Efficiency ratio is one of the most important operational ratios in the banking sector. It’s formulated as noninterest expenses divided by revenues. It essentially measures operational expenses such as salaries and sales expenses. It’s a quick, easy, and intuitive measure of the ability of a bank to turn its resources into revenue. It goes without saying that the lower the ratio, the better for a bank. A decrease in efficiency ratio generally implies either an increase in revenues, a decrease in costs, or a higher rate of revenue increases than costs.
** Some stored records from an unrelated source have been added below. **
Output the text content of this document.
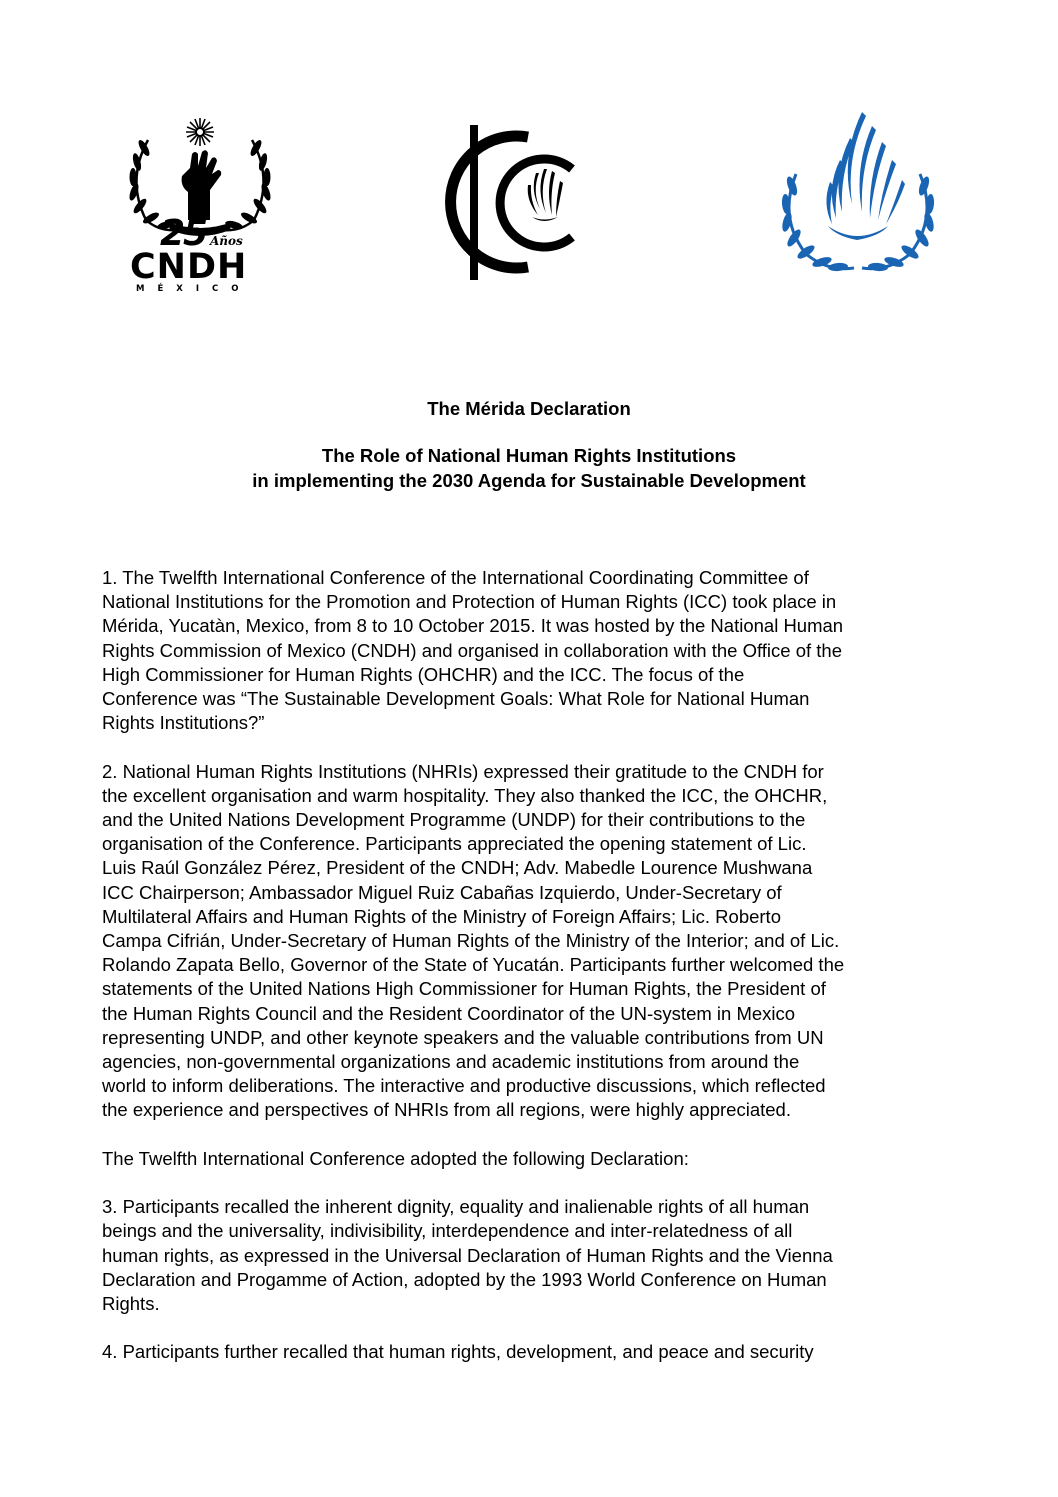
25 Años
CNDH
MÉXICO
The Mérida Declaration
The Role of National Human Rights Institutions
in implementing the 2030 Agenda for Sustainable Development

1. The Twelfth International Conference of the International Coordinating Committee of
National Institutions for the Promotion and Protection of Human Rights (ICC) took place in
Mérida, Yucatàn, Mexico, from 8 to 10 October 2015. It was hosted by the National Human
Rights Commission of Mexico (CNDH) and organised in collaboration with the Office of the
High Commissioner for Human Rights (OHCHR) and the ICC. The focus of the
Conference was “The Sustainable Development Goals: What Role for National Human
Rights Institutions?”

2. National Human Rights Institutions (NHRIs) expressed their gratitude to the CNDH for
the excellent organisation and warm hospitality. They also thanked the ICC, the OHCHR,
and the United Nations Development Programme (UNDP) for their contributions to the
organisation of the Conference. Participants appreciated the opening statement of Lic.
Luis Raúl González Pérez, President of the CNDH; Adv. Mabedle Lourence Mushwana
ICC Chairperson; Ambassador Miguel Ruiz Cabañas Izquierdo, Under-Secretary of
Multilateral Affairs and Human Rights of the Ministry of Foreign Affairs; Lic. Roberto
Campa Cifrián, Under-Secretary of Human Rights of the Ministry of the Interior; and of Lic.
Rolando Zapata Bello, Governor of the State of Yucatán. Participants further welcomed the
statements of the United Nations High Commissioner for Human Rights, the President of
the Human Rights Council and the Resident Coordinator of the UN-system in Mexico
representing UNDP, and other keynote speakers and the valuable contributions from UN
agencies, non-governmental organizations and academic institutions from around the
world to inform deliberations. The interactive and productive discussions, which reflected
the experience and perspectives of NHRIs from all regions, were highly appreciated.

The Twelfth International Conference adopted the following Declaration:

3. Participants recalled the inherent dignity, equality and inalienable rights of all human
beings and the universality, indivisibility, interdependence and inter-relatedness of all
human rights, as expressed in the Universal Declaration of Human Rights and the Vienna
Declaration and Progamme of Action, adopted by the 1993 World Conference on Human
Rights.

4. Participants further recalled that human rights, development, and peace and security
Better banks continue to get more efficient in 2014

In 2014, the banking sector saw increasing efficiency, which saw the long-term trend of efficiency ratios declining. In general, bigger and better managed banks continued to become more nimble. Among the big four banks, Wells Fargo (WFC) had the best efficiency ratio underlining its focus on operational improvement. Wells Fargo was followed by Citigroup (C), Bank of America (BAC) and JPMorgan (JPM). Among the next tier of banks, US Bank, a part of the Financial Select Sector SPDR (XLF), had the industry leading efficiency ratio due to its continued focus on core operations.

Size does matter in better operation efficiency

An interesting trend emerges if we break down banks according to their asset sizes. In descending order of asset size, the efficiency ratio decreases up to a certain extent and then rises again. The banks with the best efficiency ratios are those that have between $50 billion and $99 billion in assets. This group performs better on operational efficiency than the big four with more than $1 trillion in assets and the group with $100 billion to $999 billion in assets. This is largely because the banks that fall into this group have a greater focus both in terms of products and the regions in which they operate.